Climax (2018)

13:04


-Doğum ve ölüm olağanüstü tecrübelerdir. Yaşam ise gelip geçici bir zevktir.

Açılış sahnesi diyebileceğimiz tek plan-uzun dans sahnesi; Climax’ı ifade ediyor olsa gerek: Seyircinin en iyi hissettiği, yükseldiği ve zirveye ulaştığı yer. Müzikler ve danslar harika. Ondan sonra her şey giderek daha fazla kaotik bir hal alıyor.

Kelime olarak climax; film ve edebiyat terminolojisinde olaylar örgüsünün başladığı, hikayenin en can alıcı yeri anlamında.

Kullanılan renk ve ışık seviyesi izleyiciyi rahatsız edici nitelikte. Aynı şekilde kamera açıları da seyircinin görmeye alıştığı tarzda değil. El kamerasına geçilen anlar bi ara sizi sahnenin içine çekiyor. Yazar ve yönetmen Gaspar Noe’nın imzası ve izleyiciyi provoke eden tarzının bir alameti olsa gerek bu teknik.

Climax'ı sinemada izledikten sonra hikayeyi daha fazla anlamak için internet'ten yazılar okurken filmin La Haine'le (1995) bir ilişkisi olduğunu farkettim ve sinekiyatri'deki filmin yorumunu okumaya koyuldum..: "Hatta finalde tokat yiyen izleyici, tokatın etkisi dağılmadan salondan çıksın diye, bitiş jeneriği filmin başına alınmış."

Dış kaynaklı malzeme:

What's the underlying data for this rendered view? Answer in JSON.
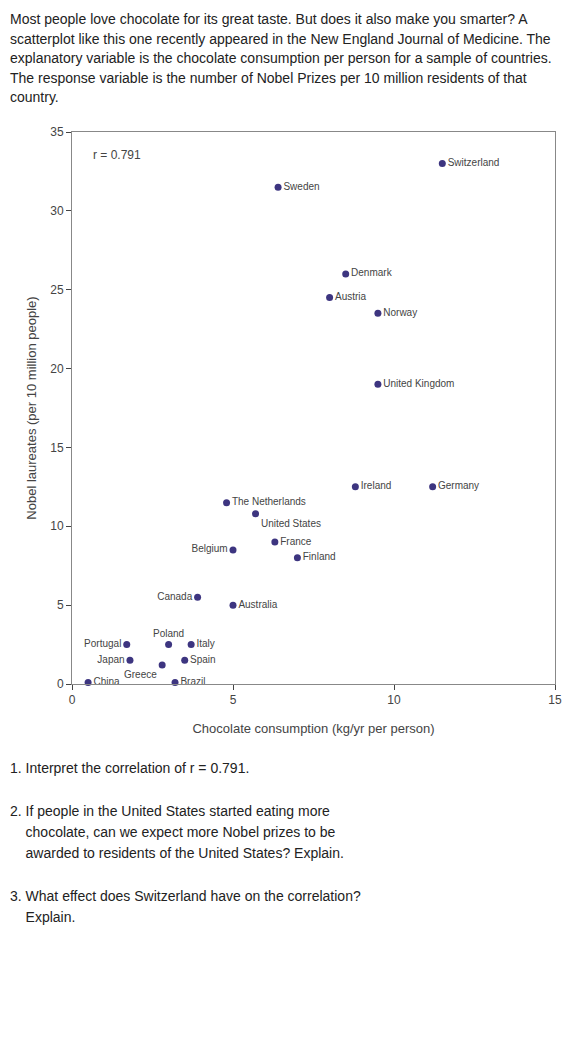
{
  "chart_data": {
    "type": "scatter",
    "subtitle": "Most people love chocolate for its great taste. But does it also make you smarter? A scatterplot like this one recently appeared in the New England Journal of Medicine. The explanatory variable is the chocolate consumption per person for a sample of countries. The response variable is the number of Nobel Prizes per 10 million residents of that country.",
    "labels": [
      "Switzerland",
      "Sweden",
      "Denmark",
      "Austria",
      "Norway",
      "United Kingdom",
      "Ireland",
      "Germany",
      "The Netherlands",
      "United States",
      "France",
      "Finland",
      "Belgium",
      "Canada",
      "Australia",
      "Portugal",
      "Poland",
      "Italy",
      "Spain",
      "Japan",
      "Greece",
      "China",
      "Brazil"
    ],
    "x": [
      11.5,
      6.4,
      8.5,
      8.0,
      9.5,
      9.5,
      8.8,
      11.2,
      4.8,
      5.7,
      6.3,
      7.0,
      5.0,
      3.9,
      5.0,
      1.7,
      3.0,
      3.7,
      3.5,
      1.8,
      2.8,
      0.5,
      3.2
    ],
    "values": [
      33,
      31.5,
      26,
      24.5,
      23.5,
      19,
      12.5,
      12.5,
      11.5,
      10.8,
      9.0,
      8.0,
      8.5,
      5.5,
      5.0,
      2.5,
      2.5,
      2.5,
      1.5,
      1.5,
      1.2,
      0.1,
      0.1
    ],
    "color": "#3d3580",
    "marker": "circle",
    "xlabel": "Chocolate consumption (kg/yr per person)",
    "ylabel": "Nobel laureates (per 10 million people)",
    "xlim": [
      0,
      15
    ],
    "ylim": [
      0,
      35
    ],
    "xticks": [
      0,
      5,
      10,
      15
    ],
    "yticks": [
      0,
      5,
      10,
      15,
      20,
      25,
      30,
      35
    ],
    "grid": false,
    "annotations": [
      "r = 0.791",
      "1. Interpret the correlation of r = 0.791.",
      "2. If people in the United States started eating more\n    chocolate, can we expect more Nobel prizes to be\n    awarded to residents of the United States? Explain.",
      "3. What effect does Switzerland have on the correlation?\n    Explain."
    ]
  }
}
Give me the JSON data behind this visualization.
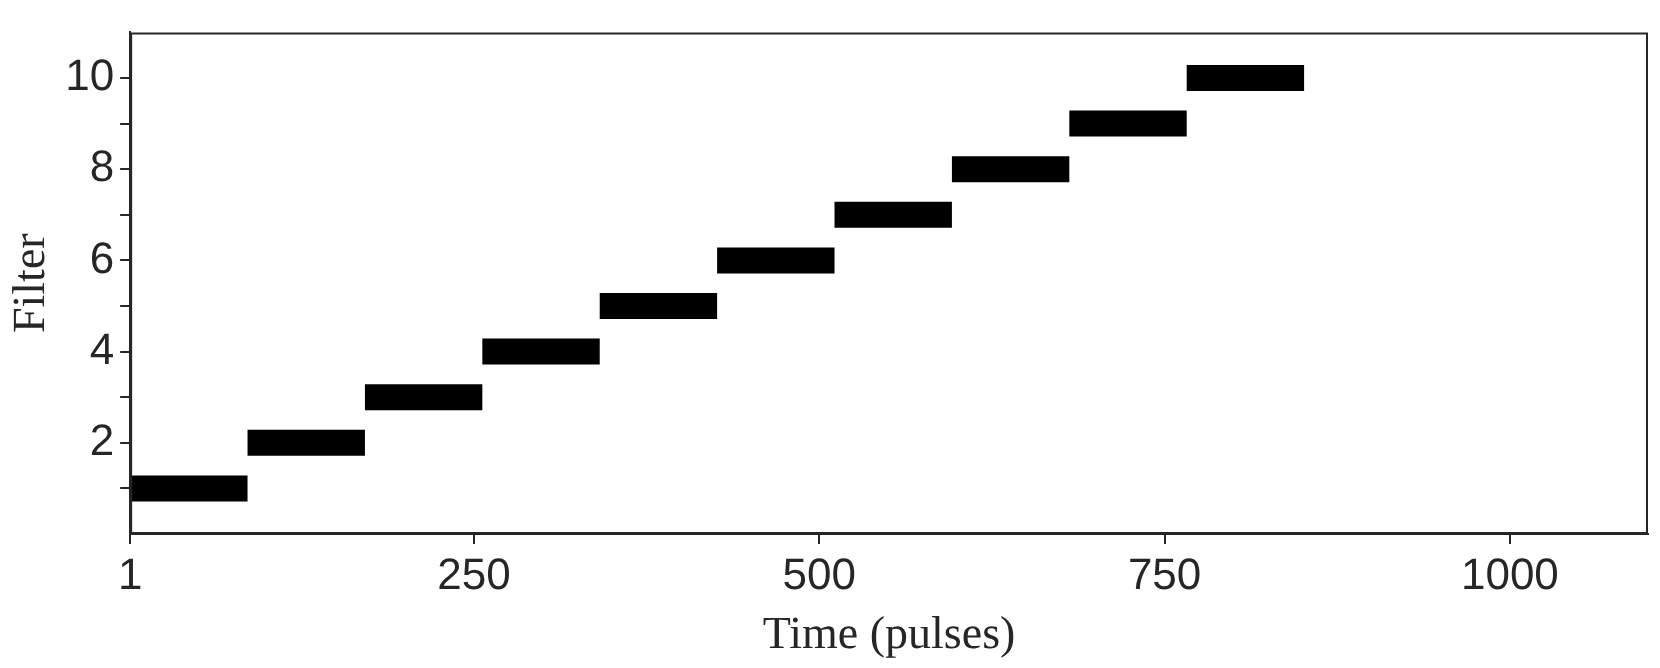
{
  "chart_data": {
    "type": "line",
    "xlabel": "Time (pulses)",
    "ylabel": "Filter",
    "series": [
      {
        "color": "#000000",
        "x": [
          1,
          86
        ],
        "values": [
          1,
          1
        ]
      },
      {
        "color": "#000000",
        "x": [
          86,
          171
        ],
        "values": [
          2,
          2
        ]
      },
      {
        "color": "#000000",
        "x": [
          171,
          256
        ],
        "values": [
          3,
          3
        ]
      },
      {
        "color": "#000000",
        "x": [
          256,
          341
        ],
        "values": [
          4,
          4
        ]
      },
      {
        "color": "#000000",
        "x": [
          341,
          426
        ],
        "values": [
          5,
          5
        ]
      },
      {
        "color": "#000000",
        "x": [
          426,
          511
        ],
        "values": [
          6,
          6
        ]
      },
      {
        "color": "#000000",
        "x": [
          511,
          596
        ],
        "values": [
          7,
          7
        ]
      },
      {
        "color": "#000000",
        "x": [
          596,
          681
        ],
        "values": [
          8,
          8
        ]
      },
      {
        "color": "#000000",
        "x": [
          681,
          766
        ],
        "values": [
          9,
          9
        ]
      },
      {
        "color": "#000000",
        "x": [
          766,
          851
        ],
        "values": [
          10,
          10
        ]
      }
    ],
    "xlim": [
      1,
      1100
    ],
    "xticks": [
      1,
      250,
      500,
      750,
      1000
    ],
    "ylim": [
      0,
      11
    ],
    "yticks": [
      {
        "value": 1,
        "label": null
      },
      2,
      {
        "value": 3,
        "label": null
      },
      4,
      {
        "value": 5,
        "label": null
      },
      6,
      {
        "value": 7,
        "label": null
      },
      8,
      {
        "value": 9,
        "label": null
      },
      10
    ],
    "grid": false,
    "legend": false,
    "marker": "none",
    "line_style": "solid"
  }
}
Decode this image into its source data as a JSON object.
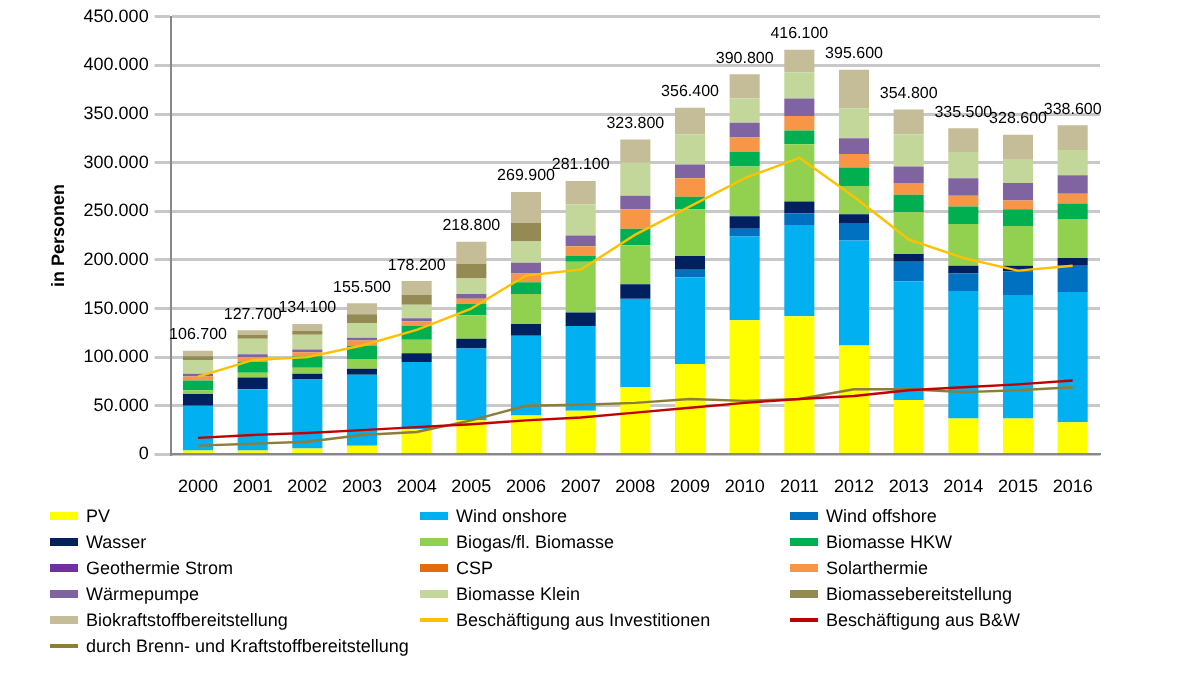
{
  "chart_data": {
    "type": "bar",
    "stacked": true,
    "ylabel": "in Personen",
    "categories": [
      "2000",
      "2001",
      "2002",
      "2003",
      "2004",
      "2005",
      "2006",
      "2007",
      "2008",
      "2009",
      "2010",
      "2011",
      "2012",
      "2013",
      "2014",
      "2015",
      "2016"
    ],
    "ylim": [
      0,
      450000
    ],
    "yticks": [
      {
        "value": 0,
        "label": "0"
      },
      {
        "value": 50000,
        "label": "50.000"
      },
      {
        "value": 100000,
        "label": "100.000"
      },
      {
        "value": 150000,
        "label": "150.000"
      },
      {
        "value": 200000,
        "label": "200.000"
      },
      {
        "value": 250000,
        "label": "250.000"
      },
      {
        "value": 300000,
        "label": "300.000"
      },
      {
        "value": 350000,
        "label": "350.000"
      },
      {
        "value": 400000,
        "label": "400.000"
      },
      {
        "value": 450000,
        "label": "450.000"
      }
    ],
    "grid": "y",
    "legend": "bottom",
    "marker": "none",
    "totals": [
      "106.700",
      "127.700",
      "134.100",
      "155.500",
      "178.200",
      "218.800",
      "269.900",
      "281.100",
      "323.800",
      "356.400",
      "390.800",
      "416.100",
      "395.600",
      "354.800",
      "335.500",
      "328.600",
      "338.600"
    ],
    "series": [
      {
        "name": "PV",
        "color": "#ffff00",
        "values": [
          4000,
          4000,
          6000,
          9000,
          26000,
          35000,
          40000,
          45000,
          69000,
          93000,
          138000,
          142000,
          112000,
          56000,
          37000,
          37000,
          33000
        ]
      },
      {
        "name": "Wind onshore",
        "color": "#00b0f0",
        "values": [
          46000,
          63000,
          71000,
          73000,
          69000,
          74000,
          82000,
          87000,
          90000,
          89000,
          86000,
          94000,
          108000,
          122000,
          131000,
          127000,
          134000
        ]
      },
      {
        "name": "Wind offshore",
        "color": "#0070c0",
        "values": [
          0,
          0,
          0,
          0,
          0,
          0,
          0,
          0,
          1000,
          8000,
          8000,
          12000,
          18000,
          20000,
          18000,
          24000,
          27000
        ]
      },
      {
        "name": "Wasser",
        "color": "#002060",
        "values": [
          12000,
          12000,
          6000,
          6000,
          9000,
          10000,
          12000,
          14000,
          15000,
          14000,
          13000,
          12000,
          9000,
          8000,
          8000,
          6000,
          8000
        ]
      },
      {
        "name": "Biogas/fl. Biomasse",
        "color": "#92d050",
        "values": [
          4000,
          5000,
          6000,
          10000,
          14000,
          24000,
          31000,
          52000,
          40000,
          48000,
          51000,
          59000,
          29000,
          43000,
          43000,
          41000,
          40000
        ]
      },
      {
        "name": "Biomasse HKW",
        "color": "#00b050",
        "values": [
          10000,
          11000,
          12000,
          14000,
          14000,
          12000,
          12000,
          6000,
          17000,
          13000,
          15000,
          14000,
          19000,
          18000,
          18000,
          17000,
          16000
        ]
      },
      {
        "name": "Geothermie Strom",
        "color": "#7030a0",
        "values": [
          0,
          0,
          0,
          0,
          0,
          0,
          0,
          0,
          0,
          0,
          0,
          0,
          0,
          0,
          0,
          0,
          0
        ]
      },
      {
        "name": "CSP",
        "color": "#e46c0a",
        "values": [
          0,
          0,
          0,
          0,
          0,
          0,
          0,
          0,
          0,
          0,
          0,
          0,
          0,
          0,
          0,
          0,
          0
        ]
      },
      {
        "name": "Solarthermie",
        "color": "#f79646",
        "values": [
          4000,
          5000,
          4000,
          5000,
          5000,
          5000,
          9000,
          10000,
          20000,
          19000,
          15000,
          15000,
          14000,
          12000,
          11000,
          9000,
          10000
        ]
      },
      {
        "name": "Wärmepumpe",
        "color": "#8064a2",
        "values": [
          3000,
          3000,
          3000,
          3000,
          3000,
          5000,
          11000,
          11000,
          14000,
          14000,
          15000,
          18000,
          16000,
          17000,
          18000,
          18000,
          19000
        ]
      },
      {
        "name": "Biomasse Klein",
        "color": "#c4d79b",
        "values": [
          14000,
          16000,
          15000,
          15000,
          14000,
          16000,
          22000,
          32000,
          34000,
          31000,
          25000,
          27000,
          31000,
          33000,
          27000,
          24000,
          26000
        ]
      },
      {
        "name": "Biomassebereitstellung",
        "color": "#948a54",
        "values": [
          4000,
          4000,
          4000,
          9000,
          10000,
          15000,
          19000,
          0,
          0,
          0,
          0,
          0,
          0,
          0,
          0,
          0,
          0
        ]
      },
      {
        "name": "Biokraftstoffbereitstellung",
        "color": "#c4bd97",
        "values": [
          5700,
          4700,
          7100,
          11500,
          14200,
          22800,
          31900,
          24100,
          23800,
          27400,
          24800,
          23100,
          39600,
          25800,
          24500,
          25600,
          25600
        ]
      },
      {
        "name": "Beschäftigung aus Investitionen",
        "type": "line",
        "color": "#ffc000",
        "values": [
          80000,
          97000,
          100000,
          112000,
          128000,
          150000,
          184000,
          190000,
          226000,
          255000,
          284000,
          305000,
          265000,
          221000,
          202000,
          189000,
          194000
        ]
      },
      {
        "name": "Beschäftigung aus B&W",
        "type": "line",
        "color": "#c00000",
        "values": [
          17000,
          20000,
          22000,
          25000,
          28000,
          31000,
          35000,
          38000,
          43000,
          48000,
          53000,
          57000,
          60000,
          66000,
          69000,
          72000,
          76000
        ]
      },
      {
        "name": "durch Brenn- und Kraftstoffbereitstellung",
        "type": "line",
        "color": "#8b7d3a",
        "values": [
          9000,
          11000,
          13000,
          20000,
          23000,
          35000,
          50000,
          51000,
          53000,
          57000,
          55000,
          57000,
          67000,
          67000,
          64000,
          66000,
          69000
        ]
      }
    ]
  }
}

Climax da bitiş jeneriği ile başlıyor. Ortalarda bir yerde yine jenerik geçişi var. Film biterken makinist salon aydınlatmasını erken açtığı için perde görünmez hale geldi; çıkışa yöneldi insanlar.  Hatta kısa bir tartışma çıktı salonda; “neden ışıkları açıyorsunuz, film bitmedi!”.. Bunun üzerine; ışıklar yeniden kapatıldı ve filmin son birkaç dakikasını bazı seyirciler ayakta izledi.. Sonu bağlanmayan-finali olmayan filmlerden olabilir diye düşünmüştüm ilk anda.

2018 yapımı yeni film; sosyolojik açıdan incelenirse Fransa'yı odağa alıyor ve sosyal kırılmalara vurgu yapıyor. Dans grubunun çok kültürlü yapısını Fransa’nın izdüşümü olarak değerlendirebiliriz.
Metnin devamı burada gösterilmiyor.